The OSCE should have more people in its field missions than in its headquarters in Vienna. But the headquarters, administratively, is becoming fatter, and that is something we as parliamentarians should always point out. And we in the Parliamentary Assembly have expressed our concerns over the bureaucratic gridlock in Vienna, because we believe strongly in the capacity of the organization to which we belong.
Q: Let me ask you about the next six months leading up to the Annual Session in Vilnius. By that time, what do you hope as President to have accomplished?
JS: I hope that when we arrive in Vilnius, we have improved the role of the Parliamentary Assembly at all levels. As far as election monitoring missions are concerned, I think it's now perfectly clear to the OSCE governmental side the change we need (to quote Barack Obama) in our organization. And I would like to increase our capacity to be on top of the issues and to respond to them quickly as they are occurring.

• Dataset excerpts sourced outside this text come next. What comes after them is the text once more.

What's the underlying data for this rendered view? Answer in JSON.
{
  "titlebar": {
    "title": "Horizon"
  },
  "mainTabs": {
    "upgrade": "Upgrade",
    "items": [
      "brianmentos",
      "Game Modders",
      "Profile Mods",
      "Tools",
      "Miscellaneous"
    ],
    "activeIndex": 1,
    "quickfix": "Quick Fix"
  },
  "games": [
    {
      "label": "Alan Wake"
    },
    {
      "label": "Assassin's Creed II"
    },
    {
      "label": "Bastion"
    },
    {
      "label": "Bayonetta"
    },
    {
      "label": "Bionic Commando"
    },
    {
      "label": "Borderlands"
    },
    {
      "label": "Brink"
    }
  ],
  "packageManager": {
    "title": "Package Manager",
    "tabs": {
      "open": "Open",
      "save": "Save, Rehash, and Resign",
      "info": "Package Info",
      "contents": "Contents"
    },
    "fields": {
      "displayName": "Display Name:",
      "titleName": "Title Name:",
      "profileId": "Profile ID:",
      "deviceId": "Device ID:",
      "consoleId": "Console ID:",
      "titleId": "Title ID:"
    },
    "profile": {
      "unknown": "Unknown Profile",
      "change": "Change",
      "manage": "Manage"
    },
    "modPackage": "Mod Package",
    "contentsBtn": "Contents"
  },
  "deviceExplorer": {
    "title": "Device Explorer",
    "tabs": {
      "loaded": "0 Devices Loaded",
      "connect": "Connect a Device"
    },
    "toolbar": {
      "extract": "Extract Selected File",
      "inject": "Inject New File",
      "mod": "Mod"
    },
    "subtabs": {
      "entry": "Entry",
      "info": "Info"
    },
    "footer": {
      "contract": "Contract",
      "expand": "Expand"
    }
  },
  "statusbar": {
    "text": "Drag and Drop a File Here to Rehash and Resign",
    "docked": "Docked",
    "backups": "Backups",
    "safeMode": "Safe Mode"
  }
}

We have the ambition to discuss and address all the major issues and challenges for the countries that our within our organization - from Vancouver to Vladivostok. I have great expectations about the economic conference that we are going to have in Dublin in May 2009. The world, and our region, is facing a big economic crisis.
And we can also be on the frontline for proposals that are needed to face new challenges, never seen before in our recent history. And I want to underline the fact that we have many, many experienced people in our parliamentary delegations. These are people who have been in executive power, who have been in governments, who are going to be in governments, and who have broad international relations experience. This experience is very valuable to encourage the governmental side to be more open to change and reform.

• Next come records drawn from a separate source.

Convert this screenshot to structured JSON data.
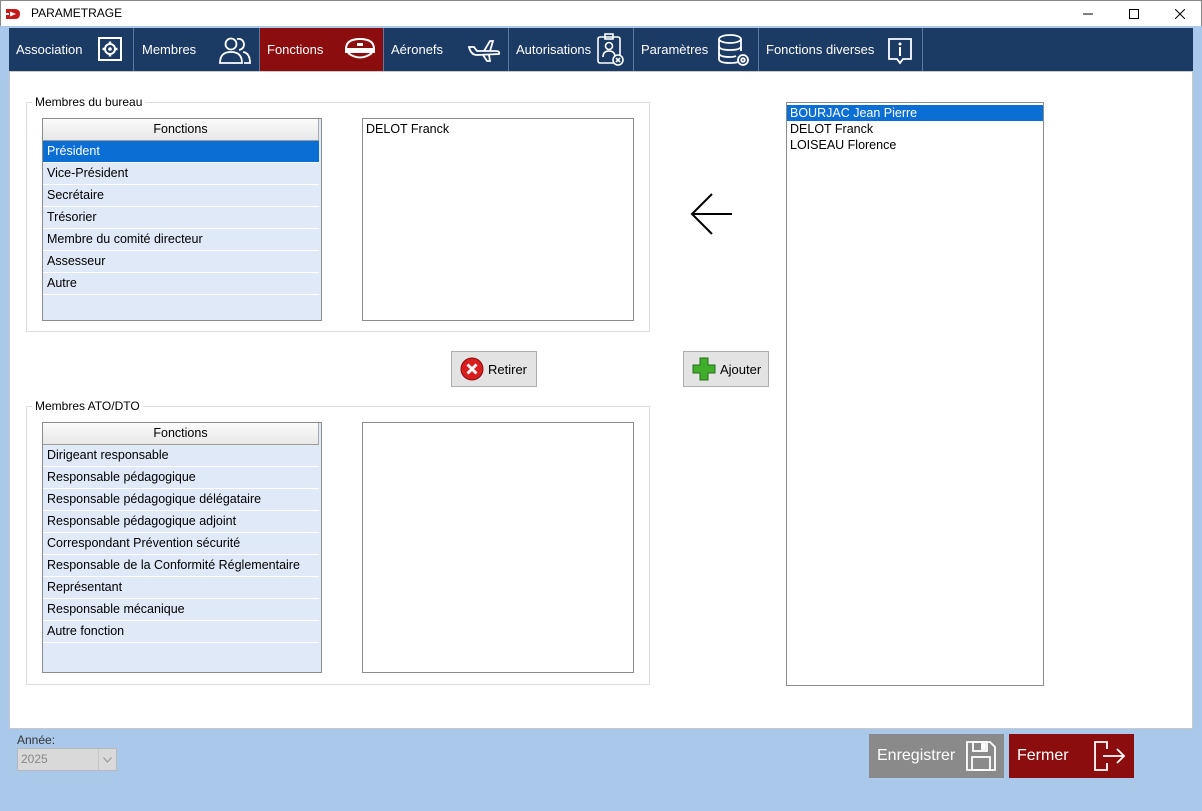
{
  "window": {
    "title": "PARAMETRAGE",
    "icon": "app-logo-icon"
  },
  "nav": {
    "tabs": [
      {
        "label": "Association",
        "icon": "gear-icon"
      },
      {
        "label": "Membres",
        "icon": "users-icon"
      },
      {
        "label": "Fonctions",
        "icon": "pilot-cap-icon",
        "active": true
      },
      {
        "label": "Aéronefs",
        "icon": "airplane-icon"
      },
      {
        "label": "Autorisations",
        "icon": "badge-icon"
      },
      {
        "label": "Paramètres",
        "icon": "database-gear-icon"
      },
      {
        "label": "Fonctions diverses",
        "icon": "info-icon"
      }
    ]
  },
  "bureau": {
    "group_label": "Membres du bureau",
    "grid_header": "Fonctions",
    "functions": [
      "Président",
      "Vice-Président",
      "Secrétaire",
      "Trésorier",
      "Membre du comité directeur",
      "Assesseur",
      "Autre"
    ],
    "selected_index": 0,
    "assigned_members": [
      "DELOT Franck"
    ]
  },
  "ato": {
    "group_label": "Membres ATO/DTO",
    "grid_header": "Fonctions",
    "functions": [
      "Dirigeant responsable",
      "Responsable pédagogique",
      "Responsable pédagogique délégataire",
      "Responsable pédagogique adjoint",
      "Correspondant Prévention sécurité",
      "Responsable de la Conformité Réglementaire",
      "Représentant",
      "Responsable mécanique",
      "Autre fonction"
    ],
    "assigned_members": []
  },
  "actions": {
    "remove_label": "Retirer",
    "add_label": "Ajouter"
  },
  "members_list": {
    "items": [
      "BOURJAC Jean Pierre",
      "DELOT Franck",
      "LOISEAU Florence"
    ],
    "selected_index": 0
  },
  "footer": {
    "year_label": "Année:",
    "year_value": "2025",
    "save_label": "Enregistrer",
    "close_label": "Fermer"
  },
  "colors": {
    "nav_bg": "#1b3a64",
    "active_tab": "#8b0d0d",
    "selection": "#0a6fd4",
    "close_button": "#8b0d0d",
    "save_button": "#8a8a8a"
  }
}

Q: Do you want to say anything about your hopes for the Greek chairmanship?
JS: I had the pleasure of being with Secretary General Spencer Oliver and Presidential Advisor Andreas Baker in Athens in December of 2008 working with our Greek partners in the parliament, the President of Parliament, the Head and the Deputy Head of the Greek parliamentary delegation Panayotis Skandalakis and Petros Efthymiou, and also with the Greek Foreign Minister, Dora Bakoyannis. Personally I have great expectations as far as the Greek Chairmanship is concerned because they have very experienced politicians who are ambitious and energetic, and I think they will make a positive contribution to our Organization.
And we also have a very good team of Greek parliamentarians participating in our Assembly. It is important to remember that the history of democracy started in Greece, and I am confident that our Greek counterparts will be faithful to their roots. And they are in a very special region of the world where many of the conflicts we are facing are taking place which makes their experience and their sensibility very relevant.
I also have great expectations for the Fall Meetings we are going to have in Athens. I am optimistic that the Greeks are open to the idea of a summit to discuss Medvedev's and Sarkozy's proposal for a new European security architecture. Our Russian friends might be looking more to the following year, when Kazakhstan takes over the Chairmanship, but we will see what happens. We are also looking forward to what changes happen in the United States with the inauguration of Barack Obama, and those changes will start with the change of the American Ambassador who plays a very special role in Vienna, in the heart of our Organization, in the Permanent Council.